Cardinal Onaiyekan to IEC: Do not "spiritualize
poverty"
(Vatican Radio) The
Archbishop of Abuja, Cardinal John Onaiyekan, said it is wrong “to spiritualize
poverty” during an address on Friday to the 51st International Eucharistic
Congress (IEC), currently taking place in Cebu, Philippines.
The Nigerian Cardinal was
speaking on “The Eucharist and the Dialogue with the Poor and Suffering.”
“Poverty can mean many
things,” Cardinal Onaiyekan said.
“Actually, in the Church
poverty can be a virtue. We speak of the evangelical counsels of chastity,
poverty, and obedience. The word poverty itself could be positive,” he told
Vatican Radio.
However, he said there is a
different kind of poverty – “misery” – which cannot be welcomed.
“A material poverty that ends
up in misery, in deprivation of the main essentials of life, and there are many
people in the world of our days that are suffering that kind of poverty,” he
said.
“We cannot spiritualize
poverty as if it is a good thing,” said Cardinal Onaiyekan. “It can never be a
good thing.”
In his address to the IEC,
the Cardinal spoke about the meaning of the Cross for Christians.
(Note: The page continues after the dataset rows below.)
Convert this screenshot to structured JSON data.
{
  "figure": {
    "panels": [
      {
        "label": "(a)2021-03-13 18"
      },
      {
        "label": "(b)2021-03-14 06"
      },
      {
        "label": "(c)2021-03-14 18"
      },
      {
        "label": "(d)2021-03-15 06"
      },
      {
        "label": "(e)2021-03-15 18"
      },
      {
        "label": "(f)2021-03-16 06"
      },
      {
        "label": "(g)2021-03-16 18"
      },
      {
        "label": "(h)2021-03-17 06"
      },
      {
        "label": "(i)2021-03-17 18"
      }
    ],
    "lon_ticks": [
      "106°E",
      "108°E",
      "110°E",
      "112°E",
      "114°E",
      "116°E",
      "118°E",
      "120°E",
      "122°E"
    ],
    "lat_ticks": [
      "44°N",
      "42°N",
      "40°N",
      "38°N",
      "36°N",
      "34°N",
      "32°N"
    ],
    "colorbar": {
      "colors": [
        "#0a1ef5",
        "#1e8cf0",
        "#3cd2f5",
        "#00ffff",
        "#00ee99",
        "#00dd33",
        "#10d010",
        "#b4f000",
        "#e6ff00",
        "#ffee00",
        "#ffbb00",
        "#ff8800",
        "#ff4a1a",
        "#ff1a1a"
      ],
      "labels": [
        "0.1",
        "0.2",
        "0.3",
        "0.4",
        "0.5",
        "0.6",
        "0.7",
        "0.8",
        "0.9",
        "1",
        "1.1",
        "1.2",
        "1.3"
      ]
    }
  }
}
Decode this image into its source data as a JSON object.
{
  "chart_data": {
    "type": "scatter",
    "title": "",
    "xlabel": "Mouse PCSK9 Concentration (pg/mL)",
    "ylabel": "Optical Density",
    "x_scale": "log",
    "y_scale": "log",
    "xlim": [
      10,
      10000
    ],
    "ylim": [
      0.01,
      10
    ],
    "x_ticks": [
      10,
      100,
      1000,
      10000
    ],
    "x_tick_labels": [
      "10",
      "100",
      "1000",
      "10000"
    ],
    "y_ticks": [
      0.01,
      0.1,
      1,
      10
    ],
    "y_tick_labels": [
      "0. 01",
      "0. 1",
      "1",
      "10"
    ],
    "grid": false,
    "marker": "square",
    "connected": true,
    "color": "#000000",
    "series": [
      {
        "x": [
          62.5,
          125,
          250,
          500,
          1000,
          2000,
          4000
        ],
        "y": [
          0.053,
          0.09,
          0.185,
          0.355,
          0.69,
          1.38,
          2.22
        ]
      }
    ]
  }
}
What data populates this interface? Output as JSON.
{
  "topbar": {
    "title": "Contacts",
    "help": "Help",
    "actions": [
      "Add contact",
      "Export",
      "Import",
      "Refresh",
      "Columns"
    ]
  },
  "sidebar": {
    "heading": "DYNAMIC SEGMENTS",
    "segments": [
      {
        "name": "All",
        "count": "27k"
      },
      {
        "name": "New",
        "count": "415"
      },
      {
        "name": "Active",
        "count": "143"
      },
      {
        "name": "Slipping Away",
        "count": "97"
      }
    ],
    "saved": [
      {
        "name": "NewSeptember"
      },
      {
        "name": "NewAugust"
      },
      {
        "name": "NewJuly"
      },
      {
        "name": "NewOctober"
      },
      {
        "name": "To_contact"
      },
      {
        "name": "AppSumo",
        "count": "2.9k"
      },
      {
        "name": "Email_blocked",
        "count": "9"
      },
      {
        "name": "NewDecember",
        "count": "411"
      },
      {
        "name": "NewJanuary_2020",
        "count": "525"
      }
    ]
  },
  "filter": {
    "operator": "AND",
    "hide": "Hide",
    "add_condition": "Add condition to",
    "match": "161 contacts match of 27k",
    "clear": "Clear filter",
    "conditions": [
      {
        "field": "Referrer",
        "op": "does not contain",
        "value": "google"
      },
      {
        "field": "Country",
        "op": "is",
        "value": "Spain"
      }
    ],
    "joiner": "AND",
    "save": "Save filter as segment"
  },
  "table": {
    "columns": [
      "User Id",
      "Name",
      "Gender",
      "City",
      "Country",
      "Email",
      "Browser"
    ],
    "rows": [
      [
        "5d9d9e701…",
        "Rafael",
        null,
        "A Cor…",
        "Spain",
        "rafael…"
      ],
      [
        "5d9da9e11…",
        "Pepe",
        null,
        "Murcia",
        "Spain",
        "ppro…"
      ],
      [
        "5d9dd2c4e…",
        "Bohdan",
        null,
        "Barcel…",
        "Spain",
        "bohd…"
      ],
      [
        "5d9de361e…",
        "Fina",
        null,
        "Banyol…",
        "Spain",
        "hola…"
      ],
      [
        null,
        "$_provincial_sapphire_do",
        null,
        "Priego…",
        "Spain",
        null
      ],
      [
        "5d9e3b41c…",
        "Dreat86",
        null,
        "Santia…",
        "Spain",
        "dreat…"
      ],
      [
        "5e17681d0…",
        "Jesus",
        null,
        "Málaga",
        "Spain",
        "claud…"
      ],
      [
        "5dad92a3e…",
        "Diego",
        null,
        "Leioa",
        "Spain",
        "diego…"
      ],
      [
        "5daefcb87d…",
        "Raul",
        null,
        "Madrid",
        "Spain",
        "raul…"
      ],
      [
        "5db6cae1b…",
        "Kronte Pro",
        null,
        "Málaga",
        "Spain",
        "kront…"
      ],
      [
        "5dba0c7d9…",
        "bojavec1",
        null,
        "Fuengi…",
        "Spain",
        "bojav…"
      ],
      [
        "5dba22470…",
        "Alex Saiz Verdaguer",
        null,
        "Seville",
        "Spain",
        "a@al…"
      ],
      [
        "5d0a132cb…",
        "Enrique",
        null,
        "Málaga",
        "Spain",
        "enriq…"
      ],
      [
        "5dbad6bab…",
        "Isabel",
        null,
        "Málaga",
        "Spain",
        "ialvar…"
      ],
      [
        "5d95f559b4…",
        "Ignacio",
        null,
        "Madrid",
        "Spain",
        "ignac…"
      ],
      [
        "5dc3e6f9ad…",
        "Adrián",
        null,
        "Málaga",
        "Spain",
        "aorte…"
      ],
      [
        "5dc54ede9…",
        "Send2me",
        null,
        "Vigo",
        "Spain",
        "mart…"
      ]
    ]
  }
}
“Since [Jesus] died on the
cross, what had been until then a symbol of a shameful death has become a great
symbol of the glory of Christ in His glorious crucifixion,” Cardinal Onaiyekan
told the Congress.
He then spoke about the
ongoing campaign of terror against Christians and other religious minorities of
the so-called Islamic State in different countries of the Middle East and North
Africa.
“Today, we hear Muslim
terrorists crucifying Christians as a way of inflicting the greatest pain and
degradation on their victims,” he said. “But the cross still remains the symbol
of the victory of the Lord Jesus.”
At the end of his speech,
Cardinal Onaiyekan was surprised with a birthday cake by the Archbishop of
Cebu, Jose S. Palma. The Cardinal turned 72 on Friday.